SICP Exercise 1.12
Question
The following pattern of numbers is called Pascal’s triangle.
1
1 1
1 2 1
1 3 3 1
1 4 6 4 1
...
The numbers at the edge of the triangle are all 1, and each number inside the triangle is the sum of the two numbers above it. Write a procedure that computes elements of Pascal’s triangle by means of a recursive process.
Answer
(define (pascal n k)
(cond ((or (< k 0) (> k n)) 0)
((= n 0) 1)
(else (+ (pascal (- n 1) (- k 1)) (pascal (- n 1) k)))))The function I am defining here takes two parameters: n for the row of the triangle starting from 0, and k for the element within the row, also starting from 0.
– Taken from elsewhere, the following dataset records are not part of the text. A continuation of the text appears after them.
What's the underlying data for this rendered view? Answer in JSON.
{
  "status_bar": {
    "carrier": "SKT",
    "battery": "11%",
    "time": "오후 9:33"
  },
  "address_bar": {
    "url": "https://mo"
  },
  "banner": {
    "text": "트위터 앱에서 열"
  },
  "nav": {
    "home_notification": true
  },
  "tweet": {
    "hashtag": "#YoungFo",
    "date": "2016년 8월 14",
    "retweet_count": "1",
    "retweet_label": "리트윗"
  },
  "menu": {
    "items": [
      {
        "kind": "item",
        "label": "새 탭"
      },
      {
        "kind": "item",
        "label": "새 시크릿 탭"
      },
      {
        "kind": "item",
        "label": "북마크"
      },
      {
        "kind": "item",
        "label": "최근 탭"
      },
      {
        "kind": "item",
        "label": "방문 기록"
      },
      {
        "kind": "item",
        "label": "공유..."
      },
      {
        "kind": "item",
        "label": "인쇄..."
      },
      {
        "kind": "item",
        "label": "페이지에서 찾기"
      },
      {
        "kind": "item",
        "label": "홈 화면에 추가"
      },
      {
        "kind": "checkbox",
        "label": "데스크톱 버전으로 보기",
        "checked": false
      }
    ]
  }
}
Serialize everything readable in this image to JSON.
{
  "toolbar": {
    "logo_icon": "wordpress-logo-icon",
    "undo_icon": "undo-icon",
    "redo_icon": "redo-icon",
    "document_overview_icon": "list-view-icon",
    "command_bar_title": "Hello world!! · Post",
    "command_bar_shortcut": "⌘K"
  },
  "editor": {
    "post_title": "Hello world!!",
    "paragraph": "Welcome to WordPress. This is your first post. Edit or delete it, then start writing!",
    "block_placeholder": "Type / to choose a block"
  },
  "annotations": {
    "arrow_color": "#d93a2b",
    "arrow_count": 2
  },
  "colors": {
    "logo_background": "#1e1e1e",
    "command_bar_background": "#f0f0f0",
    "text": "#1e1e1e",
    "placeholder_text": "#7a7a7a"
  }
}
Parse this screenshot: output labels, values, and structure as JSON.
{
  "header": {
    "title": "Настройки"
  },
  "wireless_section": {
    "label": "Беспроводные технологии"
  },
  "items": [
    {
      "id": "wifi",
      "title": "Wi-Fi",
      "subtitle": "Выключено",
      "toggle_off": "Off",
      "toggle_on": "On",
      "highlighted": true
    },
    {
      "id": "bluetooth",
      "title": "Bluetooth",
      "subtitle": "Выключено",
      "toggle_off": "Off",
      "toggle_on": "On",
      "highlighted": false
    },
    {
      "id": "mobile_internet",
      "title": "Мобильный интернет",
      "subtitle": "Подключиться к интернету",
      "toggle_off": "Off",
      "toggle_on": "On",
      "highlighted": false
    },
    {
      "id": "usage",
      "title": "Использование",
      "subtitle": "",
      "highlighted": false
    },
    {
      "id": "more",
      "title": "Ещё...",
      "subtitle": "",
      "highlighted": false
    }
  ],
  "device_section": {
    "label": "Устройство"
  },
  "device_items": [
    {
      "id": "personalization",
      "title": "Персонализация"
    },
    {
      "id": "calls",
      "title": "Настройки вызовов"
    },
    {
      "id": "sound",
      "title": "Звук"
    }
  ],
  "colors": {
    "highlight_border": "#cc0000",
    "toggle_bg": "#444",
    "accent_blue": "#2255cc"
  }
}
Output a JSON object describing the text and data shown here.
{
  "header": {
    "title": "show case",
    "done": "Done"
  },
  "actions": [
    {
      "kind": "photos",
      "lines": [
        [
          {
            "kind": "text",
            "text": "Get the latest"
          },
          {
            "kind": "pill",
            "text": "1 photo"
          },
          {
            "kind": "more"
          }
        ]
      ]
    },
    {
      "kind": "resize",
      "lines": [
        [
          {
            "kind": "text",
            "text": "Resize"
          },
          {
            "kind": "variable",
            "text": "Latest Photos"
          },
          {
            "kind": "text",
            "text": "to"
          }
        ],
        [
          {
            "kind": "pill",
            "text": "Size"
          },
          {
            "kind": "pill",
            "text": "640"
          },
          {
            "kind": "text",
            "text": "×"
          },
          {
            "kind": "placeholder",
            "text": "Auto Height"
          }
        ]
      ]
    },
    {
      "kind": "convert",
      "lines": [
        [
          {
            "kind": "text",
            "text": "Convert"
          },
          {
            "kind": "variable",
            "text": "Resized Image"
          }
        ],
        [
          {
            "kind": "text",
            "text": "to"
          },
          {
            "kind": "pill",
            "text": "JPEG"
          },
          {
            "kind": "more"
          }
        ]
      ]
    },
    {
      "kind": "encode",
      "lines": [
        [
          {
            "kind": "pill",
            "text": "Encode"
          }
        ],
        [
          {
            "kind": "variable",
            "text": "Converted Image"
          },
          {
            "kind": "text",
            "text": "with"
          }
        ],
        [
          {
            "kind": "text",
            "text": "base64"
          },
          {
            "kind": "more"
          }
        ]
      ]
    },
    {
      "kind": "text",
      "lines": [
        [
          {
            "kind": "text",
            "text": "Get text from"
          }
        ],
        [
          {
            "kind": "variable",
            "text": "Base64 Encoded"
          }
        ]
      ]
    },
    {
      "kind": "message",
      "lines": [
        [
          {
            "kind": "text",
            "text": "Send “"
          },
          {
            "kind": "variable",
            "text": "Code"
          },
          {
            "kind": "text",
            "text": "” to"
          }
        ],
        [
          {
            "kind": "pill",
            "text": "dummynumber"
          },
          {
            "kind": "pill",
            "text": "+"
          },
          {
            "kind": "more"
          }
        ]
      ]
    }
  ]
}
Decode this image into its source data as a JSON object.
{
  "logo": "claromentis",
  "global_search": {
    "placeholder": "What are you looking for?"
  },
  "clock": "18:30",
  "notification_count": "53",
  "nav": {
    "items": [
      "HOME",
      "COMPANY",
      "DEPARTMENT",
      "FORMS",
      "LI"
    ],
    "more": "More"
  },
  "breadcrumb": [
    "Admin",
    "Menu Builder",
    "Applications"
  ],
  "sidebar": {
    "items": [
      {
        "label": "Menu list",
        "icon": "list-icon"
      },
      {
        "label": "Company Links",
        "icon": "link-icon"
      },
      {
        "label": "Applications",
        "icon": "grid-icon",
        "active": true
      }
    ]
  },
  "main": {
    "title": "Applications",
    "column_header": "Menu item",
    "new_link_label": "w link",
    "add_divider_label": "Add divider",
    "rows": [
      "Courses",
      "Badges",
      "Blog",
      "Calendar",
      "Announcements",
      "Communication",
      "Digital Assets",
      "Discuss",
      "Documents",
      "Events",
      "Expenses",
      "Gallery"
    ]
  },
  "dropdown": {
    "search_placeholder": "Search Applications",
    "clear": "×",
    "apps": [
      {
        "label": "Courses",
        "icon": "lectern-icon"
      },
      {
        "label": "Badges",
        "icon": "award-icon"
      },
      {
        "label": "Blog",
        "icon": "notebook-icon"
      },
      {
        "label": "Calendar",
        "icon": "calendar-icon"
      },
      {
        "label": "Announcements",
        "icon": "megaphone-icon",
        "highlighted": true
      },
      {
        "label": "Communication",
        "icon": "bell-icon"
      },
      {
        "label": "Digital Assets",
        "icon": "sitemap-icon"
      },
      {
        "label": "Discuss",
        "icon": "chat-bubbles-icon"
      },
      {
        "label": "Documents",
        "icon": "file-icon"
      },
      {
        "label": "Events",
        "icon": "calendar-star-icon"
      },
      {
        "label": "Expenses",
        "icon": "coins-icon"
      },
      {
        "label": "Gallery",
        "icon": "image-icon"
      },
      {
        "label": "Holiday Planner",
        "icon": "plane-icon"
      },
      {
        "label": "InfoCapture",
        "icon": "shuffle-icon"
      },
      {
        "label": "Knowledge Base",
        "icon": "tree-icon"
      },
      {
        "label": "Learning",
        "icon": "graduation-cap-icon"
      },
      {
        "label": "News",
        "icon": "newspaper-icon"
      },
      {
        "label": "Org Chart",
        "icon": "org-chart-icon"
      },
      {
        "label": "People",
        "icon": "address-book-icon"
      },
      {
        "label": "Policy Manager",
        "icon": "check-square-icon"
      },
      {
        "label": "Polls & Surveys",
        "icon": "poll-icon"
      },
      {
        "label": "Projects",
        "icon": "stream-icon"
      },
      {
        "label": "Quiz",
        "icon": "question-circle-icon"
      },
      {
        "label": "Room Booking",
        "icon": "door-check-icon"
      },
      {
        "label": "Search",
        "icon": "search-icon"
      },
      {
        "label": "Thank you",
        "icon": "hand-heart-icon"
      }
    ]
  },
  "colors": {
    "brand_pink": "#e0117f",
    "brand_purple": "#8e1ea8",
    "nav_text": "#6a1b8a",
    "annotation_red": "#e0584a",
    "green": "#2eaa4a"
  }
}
For understanding the way this works, picture the triangle as having a slant to the left:
1
1 1
1 2 1
1 3 3 1
1 4 6 4 1
Every element in the triangle is the sum of the element directly above it ($n-1, k$) and the element above and to the left of it ($n-1, k-1$). The space surrounding the triangle could be imagined as being filled with $0$s, so any access to $k\lt0$ or $k\gt n$ simply returns $0$. In this way, the algorithm “climbs” up the triangle until it reaches $n=0$, which of course returns $1$.